Closed TahaBinhuraib closed 1 year ago
Looking at the outputs, I can't see an outputs/bert-finetuning/checkpoints directory. Only an outputs/bert/checkpoints directory
Hi, it's hard to say what is going wrong here without more details. What are the commands you used for pretraining/finetuning? output/bert and outputs/bert-finetuning are both folders that are named based on your commands.
@JonasGeiping I'm using this command for pretrain: python pretrain.py name=bert data=bookcorpus-wikipedia arch=bert-original train=bert-original
Then I'm using this command to finetune/evaluate the model:
python eval.py dryrun=True eval=GLUE name=bert-finetuning
Which I'm assuming should take the latest checkpoint after pertaining?
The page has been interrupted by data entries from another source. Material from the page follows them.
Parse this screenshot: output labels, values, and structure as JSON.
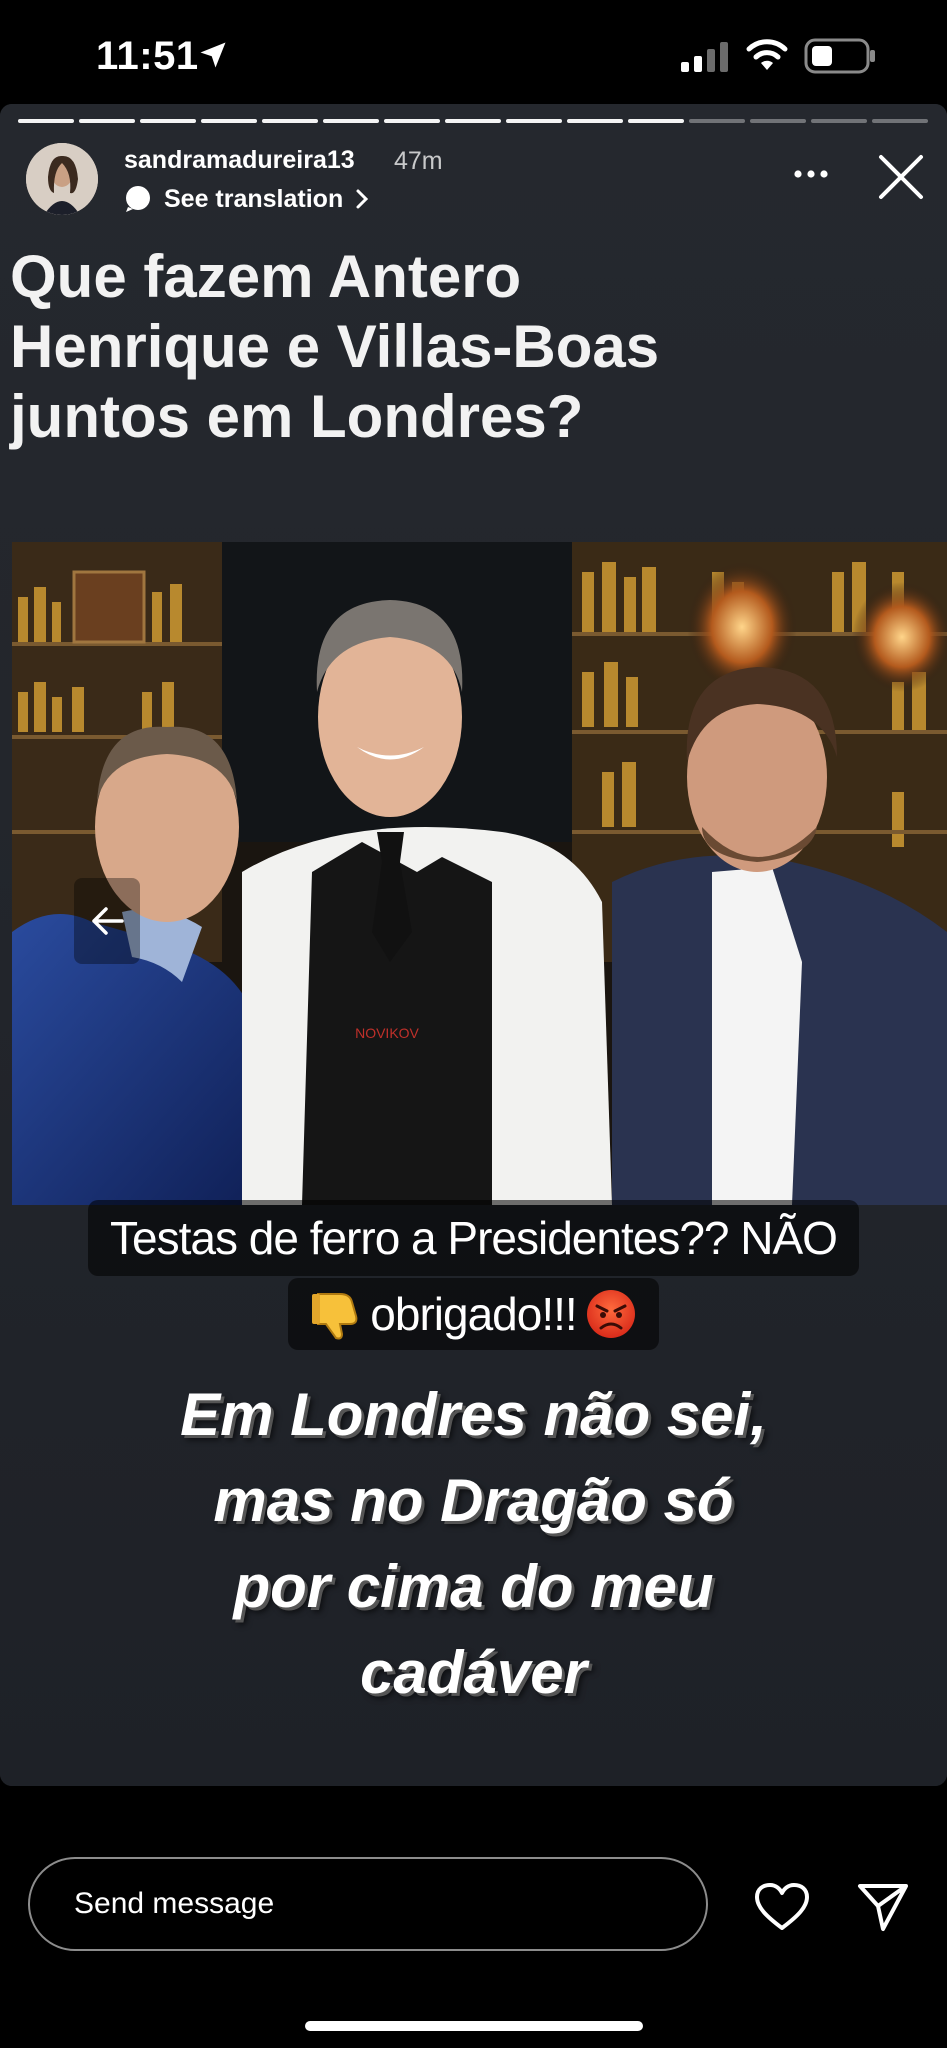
{
  "status_bar": {
    "time": "11:51",
    "icons": [
      "location-arrow-icon",
      "cellular-signal-icon",
      "wifi-icon",
      "battery-icon"
    ]
  },
  "story": {
    "progress": {
      "segments": 15,
      "completed": 11
    },
    "user": {
      "username": "sandramadureira13",
      "time_ago": "47m"
    },
    "see_translation": "See translation",
    "headline_lines": [
      "Que fazem Antero",
      "Henrique e Villas-Boas",
      "juntos em Londres?"
    ],
    "caption_line1": "Testas de ferro a Presidentes?? NÃO",
    "caption_line2": "obrigado!!!",
    "caption_emojis": [
      "thumbs-down-icon",
      "angry-face-icon"
    ],
    "statement_lines": [
      "Em Londres não sei,",
      "mas no Dragão só",
      "por cima do meu",
      "cadáver"
    ],
    "photo_apron_text": "NOVIKOV"
  },
  "reply": {
    "placeholder": "Send message"
  },
  "colors": {
    "story_bg": "#22252b",
    "screen_bg": "#000000",
    "text": "#ffffff"
  }
}
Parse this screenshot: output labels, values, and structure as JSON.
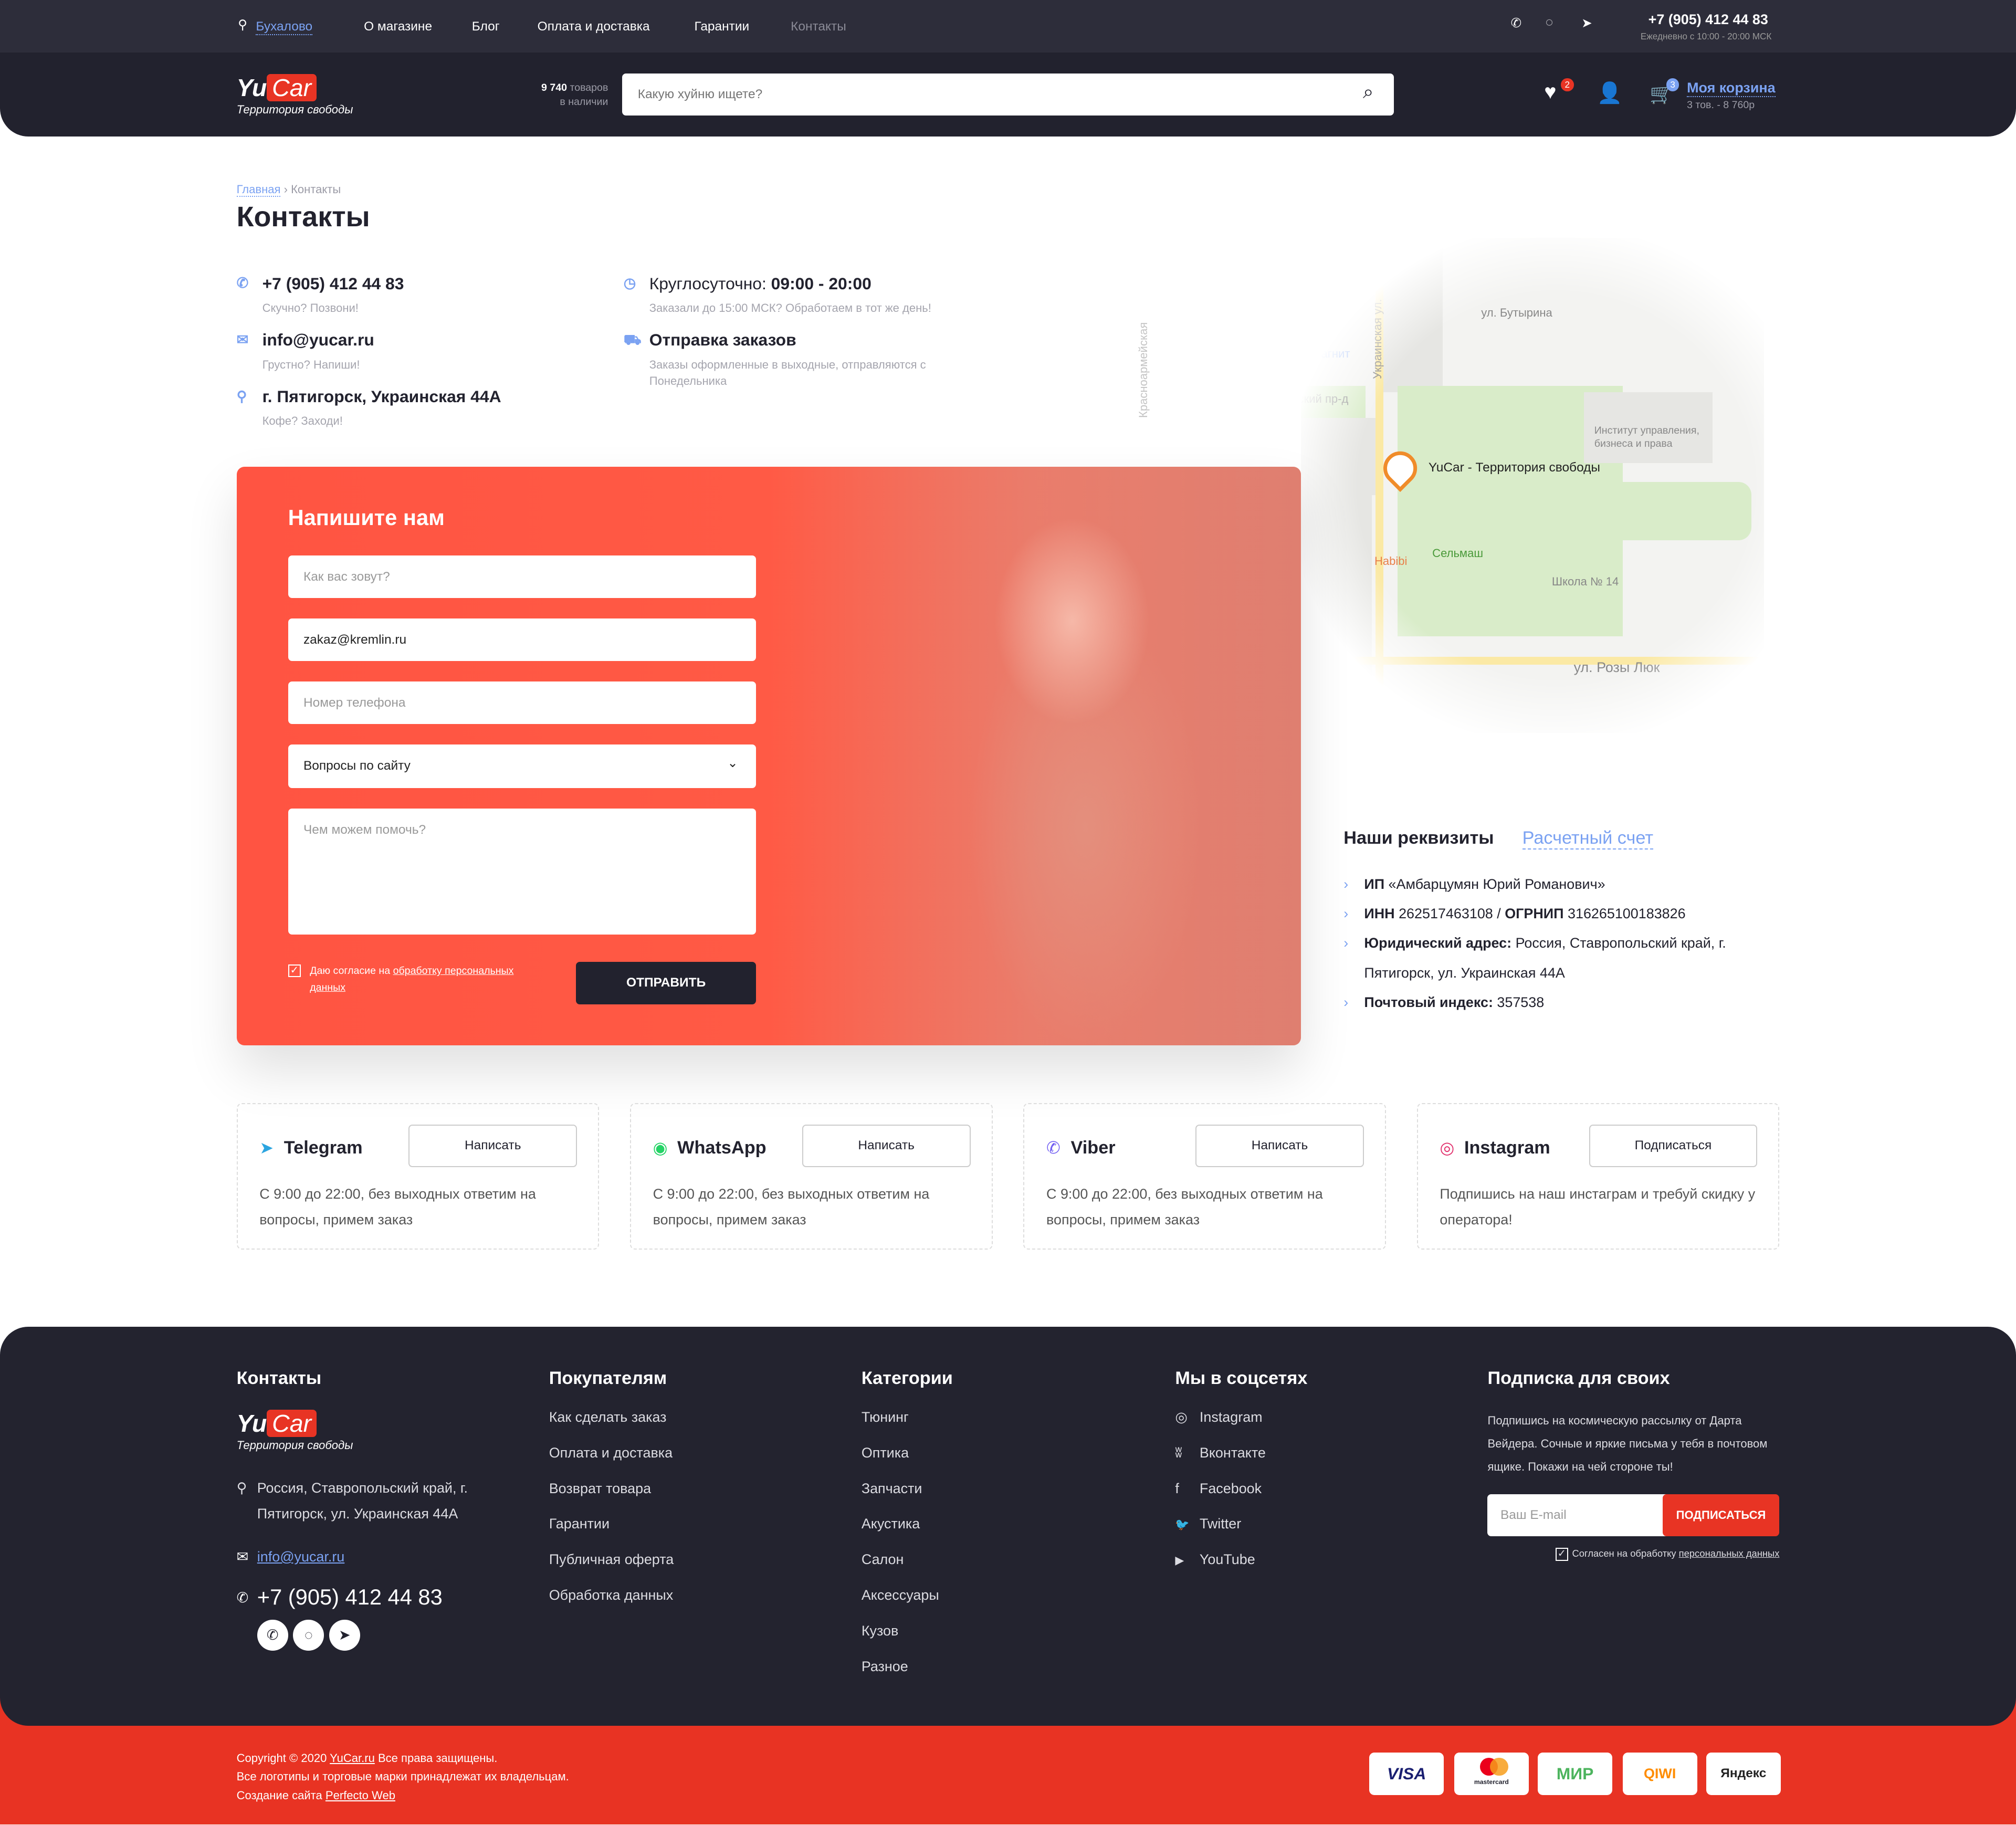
{
  "topbar": {
    "city": "Бухалово",
    "nav": [
      "О магазине",
      "Блог",
      "Оплата и доставка",
      "Гарантии",
      "Контакты"
    ],
    "phone": "+7 (905) 412 44 83",
    "hours": "Ежедневно с 10:00 - 20:00 МСК"
  },
  "header": {
    "logo_yu": "Yu",
    "logo_car": "Car",
    "logo_tagline": "Территория свободы",
    "stock_count": "9 740",
    "stock_word": "товаров",
    "stock_sub": "в наличии",
    "search_placeholder": "Какую хуйню ищете?",
    "wishlist_count": "2",
    "cart_count": "3",
    "cart_label": "Моя корзина",
    "cart_summary": "3 тов. - 8 760р"
  },
  "breadcrumb": {
    "home": "Главная",
    "current": "Контакты"
  },
  "page_title": "Контакты",
  "contacts": [
    {
      "title": "+7 (905) 412 44 83",
      "sub": "Скучно? Позвони!"
    },
    {
      "title": "info@yucar.ru",
      "sub": "Грустно? Напиши!"
    },
    {
      "title": "г. Пятигорск, Украинская 44А",
      "sub": "Кофе? Заходи!"
    }
  ],
  "hours": {
    "prefix": "Круглосуточно: ",
    "time": "09:00 - 20:00",
    "sub": "Заказали до 15:00 МСК? Обработаем в тот же день!"
  },
  "shipping": {
    "title": "Отправка заказов",
    "sub": "Заказы оформленные в выходные, отправляются с Понедельника"
  },
  "map": {
    "marker_label": "YuCar - Территория свободы",
    "labels": [
      "ул. Бутырина",
      "Майский пр-д",
      "Украинская ул.",
      "Магнит",
      "Сельмаш",
      "Habibi",
      "Школа № 14",
      "ул. Розы Люк",
      "Красноармейская",
      "Институт управления, бизнеса и права"
    ]
  },
  "form": {
    "title": "Напишите нам",
    "name_placeholder": "Как вас зовут?",
    "email_value": "zakaz@kremlin.ru",
    "phone_placeholder": "Номер телефона",
    "topic_value": "Вопросы по сайту",
    "message_placeholder": "Чем можем помочь?",
    "consent_prefix": "Даю согласие на ",
    "consent_link": "обработку персональных данных",
    "submit": "ОТПРАВИТЬ",
    "consent_checked": true
  },
  "requisites": {
    "tab_active": "Наши реквизиты",
    "tab_other": "Расчетный счет",
    "items": [
      {
        "bold": "ИП",
        "text": " «Амбарцумян Юрий Романович»"
      },
      {
        "bold": "ИНН",
        "text": " 262517463108 / ",
        "bold2": "ОГРНИП",
        "text2": " 316265100183826"
      },
      {
        "bold": "Юридический адрес:",
        "text": " Россия, Ставропольский край, г. Пятигорск, ул. Украинская 44А"
      },
      {
        "bold": "Почтовый индекс:",
        "text": " 357538"
      }
    ]
  },
  "messengers": [
    {
      "name": "Telegram",
      "icon": "telegram-icon",
      "button": "Написать",
      "desc": "С 9:00 до 22:00, без выходных ответим на вопросы, примем заказ",
      "color": "#2ca5e0"
    },
    {
      "name": "WhatsApp",
      "icon": "whatsapp-icon",
      "button": "Написать",
      "desc": "С 9:00 до 22:00, без выходных ответим на вопросы, примем заказ",
      "color": "#25d366"
    },
    {
      "name": "Viber",
      "icon": "viber-icon",
      "button": "Написать",
      "desc": "С 9:00 до 22:00, без выходных ответим на вопросы, примем заказ",
      "color": "#7360f2"
    },
    {
      "name": "Instagram",
      "icon": "instagram-icon",
      "button": "Подписаться",
      "desc": "Подпишись на наш инстаграм и требуй скидку у оператора!",
      "color": "#e1306c"
    }
  ],
  "footer": {
    "contacts_title": "Контакты",
    "address": "Россия, Ставропольский край, г. Пятигорск, ул. Украинская 44А",
    "email": "info@yucar.ru",
    "phone": "+7 (905) 412 44 83",
    "buyers_title": "Покупателям",
    "buyers": [
      "Как сделать заказ",
      "Оплата и доставка",
      "Возврат товара",
      "Гарантии",
      "Публичная оферта",
      "Обработка данных"
    ],
    "categories_title": "Категории",
    "categories": [
      "Тюнинг",
      "Оптика",
      "Запчасти",
      "Акустика",
      "Салон",
      "Аксессуары",
      "Кузов",
      "Разное"
    ],
    "social_title": "Мы в соцсетях",
    "social": [
      {
        "label": "Instagram",
        "icon": "◎"
      },
      {
        "label": "Вконтакте",
        "icon": "ʬ"
      },
      {
        "label": "Facebook",
        "icon": "f"
      },
      {
        "label": "Twitter",
        "icon": "🐦"
      },
      {
        "label": "YouTube",
        "icon": "▶"
      }
    ],
    "subscribe_title": "Подписка для своих",
    "subscribe_text": "Подпишись на космическую рассылку от Дарта Вейдера. Сочные и яркие письма у тебя в почтовом ящике. Покажи на чей стороне ты!",
    "email_placeholder": "Ваш E-mail",
    "subscribe_button": "ПОДПИСАТЬСЯ",
    "agree_prefix": "Согласен на обработку ",
    "agree_link": "персональных данных"
  },
  "bottom": {
    "copy_prefix": "Copyright © 2020 ",
    "copy_link": "YuCar.ru",
    "copy_suffix": " Все права защищены.",
    "trademarks": "Все логотипы и торговые марки принадлежат их владельцам.",
    "made_prefix": "Создание сайта ",
    "made_link": "Perfecto Web",
    "payments": [
      "VISA",
      "mastercard",
      "МИР",
      "QIWI",
      "Яндекс"
    ]
  },
  "colors": {
    "accent_red": "#e83424",
    "link_blue": "#7ba2f2",
    "dark": "#22222e"
  }
}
I was able to evaluate after setting eval.checkpoint='directory-of-pretrained-model'
But the scores are pretty low.
Also, Training on this command: python pretrain.py name=bert data=bookcorpus-wikipedia arch=bert-original train=bert-original
What is the loss value I should expect, I'm not able to go below 6.5.
Thank you very much for your help.
Ok, this is helpful, here are a few things to consider:
1) The evaluation checks for a pretraining model with a matching name
, and then takes the latest checkpoint by default (but this can be changed in the eval settings via eval.checkpoint=...
). So, eval.checkpoint
does not control the checkpoint, only the checkpoint settings.
2) If you are evaluating with dryrun=True
, then evaluation numbers will not be sensible, this is just a test setting.
3) You are pretraining the original bert model with the original bert training recipe. This won't get very far within the default budget setting, and might not break below 6.5 loss.
Sorry, if the documentation is a bit confusing here. The arguments to check a huggingface checkpoint (on which you are basing your test), are different from the layout used to evaluate local models.
Thank you very much 🙏